Alex Pressman is turning an invasive marine pest into a business. His company, Waikaitu, takes wakame (undaria pinnatifida) and turns it into fertiliser, food and even bee tucker.
Pressman arrived in New Zealand in 2001 and settled in Nelson after retiring from Silicon Valley in his late 30s when he sold a software company he had established.
The idea was to be here for a year or so, take things easy and enjoy family life.
But retirement didn’t suit him. His golf and fly fishing wasn’t up to much, Pressman says.
“All the things that you would think you’d want to do in retirement I was not very good at, so I thought, why don’t I find a problem in the environment that’s not being looked at by anybody else and see if could make a sustainable business model out of it?”

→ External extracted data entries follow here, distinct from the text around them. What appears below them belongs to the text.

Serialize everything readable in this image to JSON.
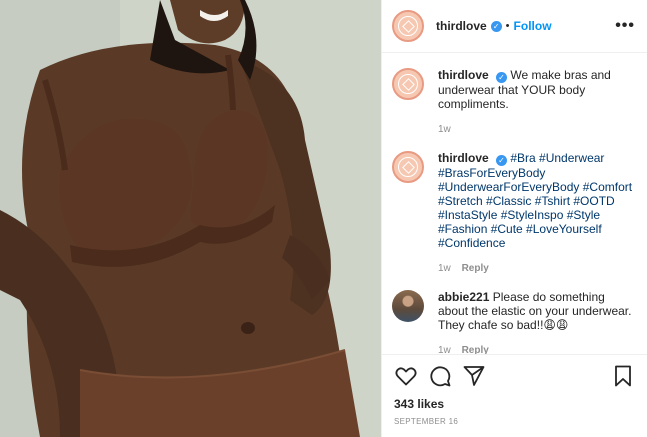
{
  "header": {
    "username": "thirdlove",
    "separator": "•",
    "follow_label": "Follow",
    "more_label": "•••"
  },
  "comments": [
    {
      "username": "thirdlove",
      "text": "We make bras and underwear that YOUR body compliments.",
      "time": "1w",
      "reply": ""
    },
    {
      "username": "thirdlove",
      "text": "#Bra #Underwear #BrasForEveryBody #UnderwearForEveryBody #Comfort #Stretch #Classic #Tshirt #OOTD #InstaStyle #StyleInspo #Style #Fashion #Cute #LoveYourself #Confidence",
      "time": "1w",
      "reply": "Reply"
    },
    {
      "username": "abbie221",
      "text": "Please do something about the elastic on your underwear. They chafe so bad!!😩😩",
      "time": "1w",
      "reply": "Reply"
    }
  ],
  "actions": {
    "likes": "343 likes",
    "date": "SEPTEMBER 16"
  },
  "icons": [
    "heart-icon",
    "comment-icon",
    "share-icon",
    "bookmark-icon",
    "verified-badge-icon"
  ],
  "colors": {
    "link": "#0095f6",
    "verified": "#3897f0",
    "hashtag": "#00376b",
    "muted": "#8e8e8e"
  }
}
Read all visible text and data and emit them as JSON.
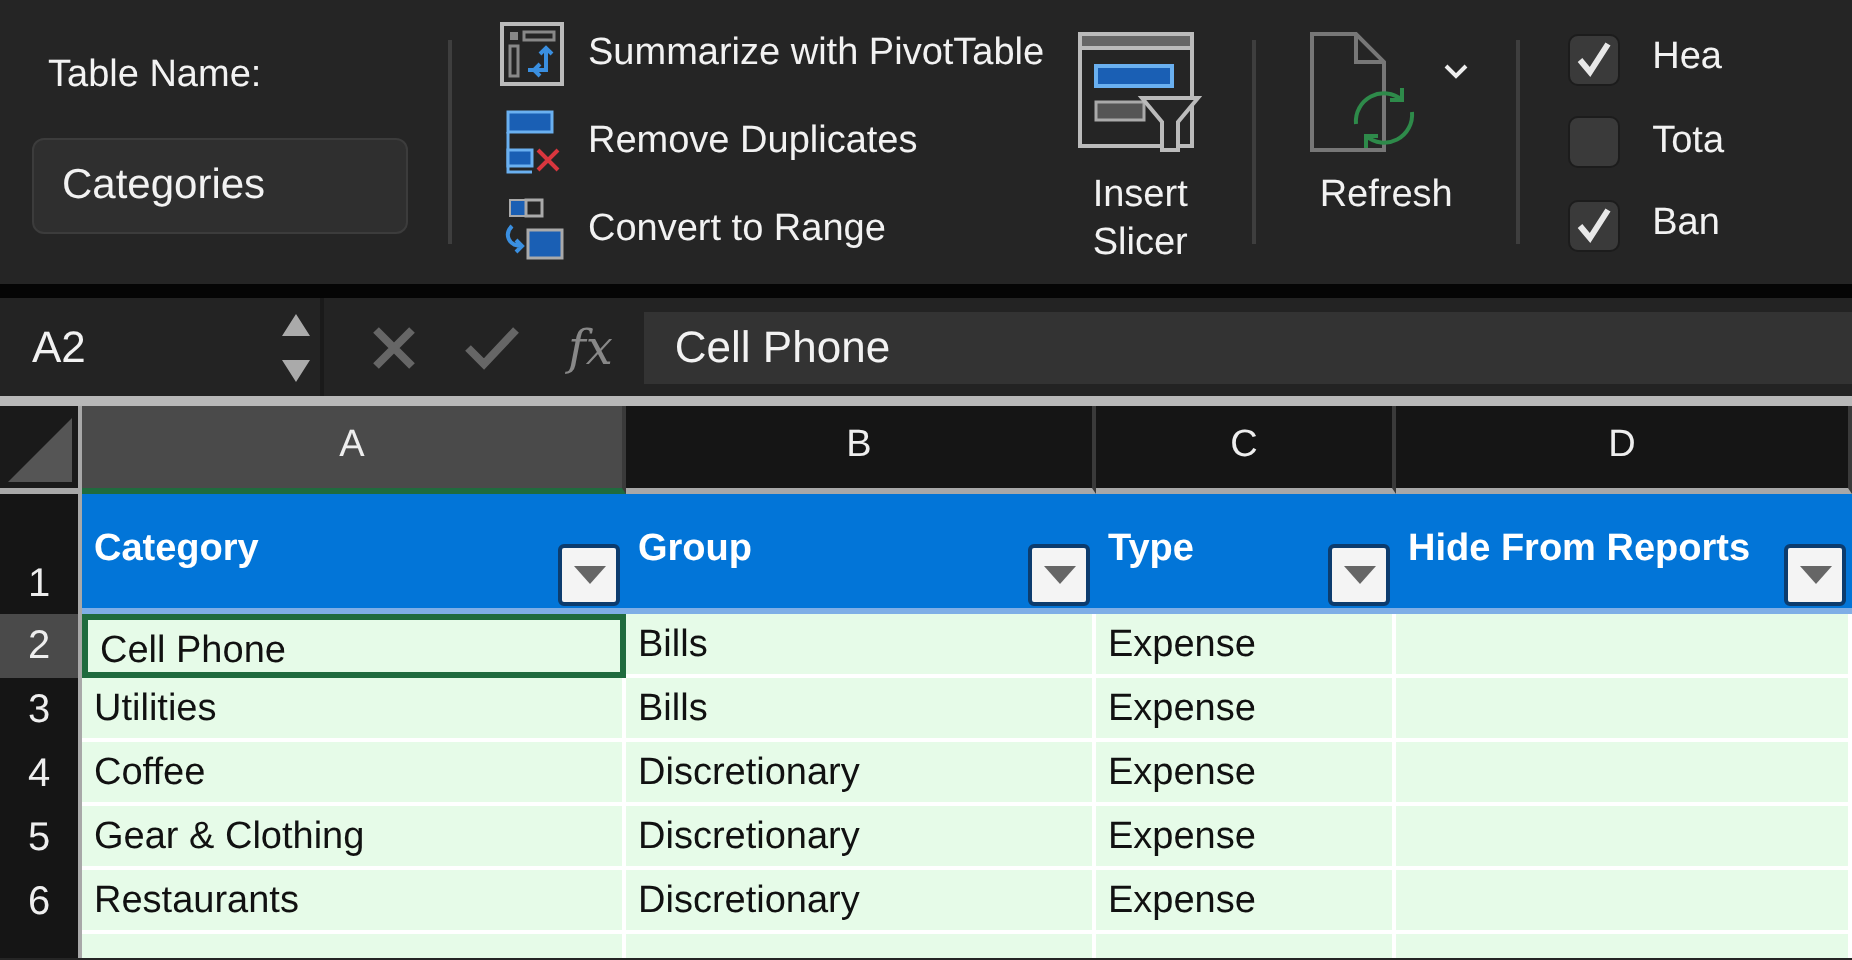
{
  "ribbon": {
    "table_name_label": "Table Name:",
    "table_name": "Categories",
    "tools": [
      {
        "label": "Summarize with PivotTable",
        "kind": "pivot"
      },
      {
        "label": "Remove Duplicates",
        "kind": "dedupe"
      },
      {
        "label": "Convert to Range",
        "kind": "convert"
      }
    ],
    "insert_slicer": "Insert Slicer",
    "refresh": "Refresh",
    "options": [
      {
        "label": "Hea",
        "checked": true
      },
      {
        "label": "Tota",
        "checked": false
      },
      {
        "label": "Ban",
        "checked": true
      }
    ]
  },
  "formula_bar": {
    "name_box": "A2",
    "fx_label": "fx",
    "formula": "Cell Phone"
  },
  "sheet": {
    "columns": [
      {
        "label": "A",
        "selected": true
      },
      {
        "label": "B",
        "selected": false
      },
      {
        "label": "C",
        "selected": false
      },
      {
        "label": "D",
        "selected": false
      }
    ],
    "header_row": {
      "number": "1",
      "headers": [
        "Category",
        "Group",
        "Type",
        "Hide From Reports"
      ]
    },
    "rows": [
      {
        "number": "2",
        "selected": true,
        "cells": [
          "Cell Phone",
          "Bills",
          "Expense"
        ]
      },
      {
        "number": "3",
        "selected": false,
        "cells": [
          "Utilities",
          "Bills",
          "Expense"
        ]
      },
      {
        "number": "4",
        "selected": false,
        "cells": [
          "Coffee",
          "Discretionary",
          "Expense"
        ]
      },
      {
        "number": "5",
        "selected": false,
        "cells": [
          "Gear & Clothing",
          "Discretionary",
          "Expense"
        ]
      },
      {
        "number": "6",
        "selected": false,
        "cells": [
          "Restaurants",
          "Discretionary",
          "Expense"
        ]
      }
    ]
  }
}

He settled on a fast-growing seaweed introduced to New Zealand waters in the 1980s via ballast water from cargo ships. The seaweed had soon became a problem, choking out native species and fouling chains in mussel farms.

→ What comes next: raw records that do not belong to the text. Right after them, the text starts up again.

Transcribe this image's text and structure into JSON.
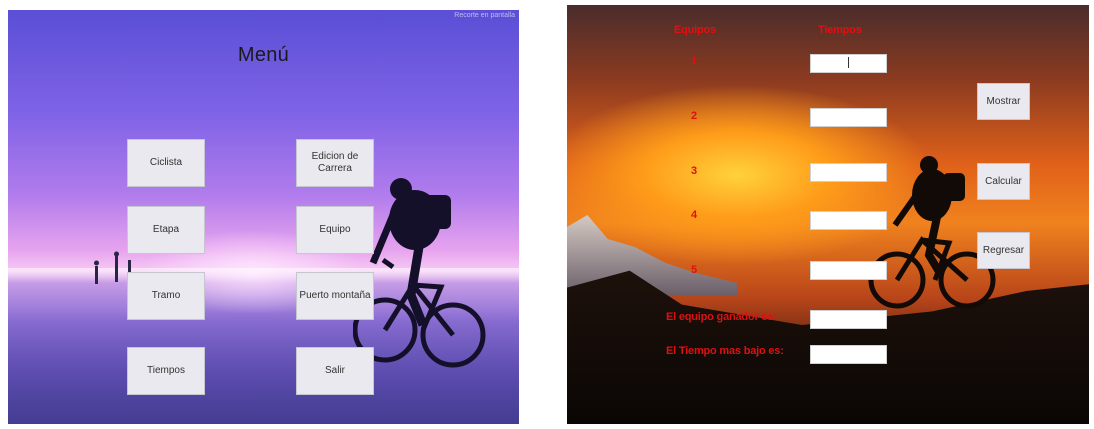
{
  "menu_window": {
    "watermark": "Recorte en pantalla",
    "title": "Menú",
    "buttons": {
      "ciclista": "Ciclista",
      "etapa": "Etapa",
      "tramo": "Tramo",
      "tiempos": "Tiempos",
      "edicion_carrera": "Edicion de Carrera",
      "equipo": "Equipo",
      "puerto_montana": "Puerto montaña",
      "salir": "Salir"
    }
  },
  "times_window": {
    "header_equipos": "Equipos",
    "header_tiempos": "Tiempos",
    "team_numbers": [
      "1",
      "2",
      "3",
      "4",
      "5"
    ],
    "team_time_values": [
      "",
      "",
      "",
      "",
      ""
    ],
    "winner_label": "El equipo ganador es:",
    "winner_value": "",
    "lowest_time_label": "El Tiempo mas bajo es:",
    "lowest_time_value": "",
    "buttons": {
      "mostrar": "Mostrar",
      "calcular": "Calcular",
      "regresar": "Regresar"
    }
  },
  "colors": {
    "label_red": "#e01010",
    "button_face": "#e9e9ef"
  }
}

“When I started doing the research into what should be done with this species I found something fascinating. The seaweed’s name is undaria pinnatifida - it’s known everywhere in the world as wakame, probably one of the most used seaweeds for food in the world.
“It’s the green stuff that floats in miso soup.”
In Japan they use 200,000 tonnes of this seaweed every year and most of it is imported from China and from Korea.
So rather than spending millions trying to get rid of it, a task he says is futile anyway, it was time to view the slippery invader as a valuable resource.
“We could start a business selling seaweed that came from Asia, back to Asia.
“As you know, once a species becomes economically important it is always very difficult to keep it around. I was hoping the same thing would happen to the invasive species.”
However Pressman believes wakame has a far greater value to New Zealand as a fertiliser.
“Our agricultural sector is a very factory-based concept, very chemistry focused and this chemistry is wreaking havoc with our soil; pesticides, herbicides and nitrogen and phosphorous fertilisers damage the soil biology.”
Seaweed-derived fertilisers could be the answer, he says.
He says seaweed fertilisers reduce the amount of nitrogen used, stabilise the nitrogen that’s already in the soil and have been seen to reduce powdery mildew in some common crops.
And he says with a world population set to reach 9 billion, we going to have to ramp up food production without further polluting our fresh water and soil.
“In the next 40 years we’re going to have to grow as much food as we did since the dawn of farming 10,000 years ago.”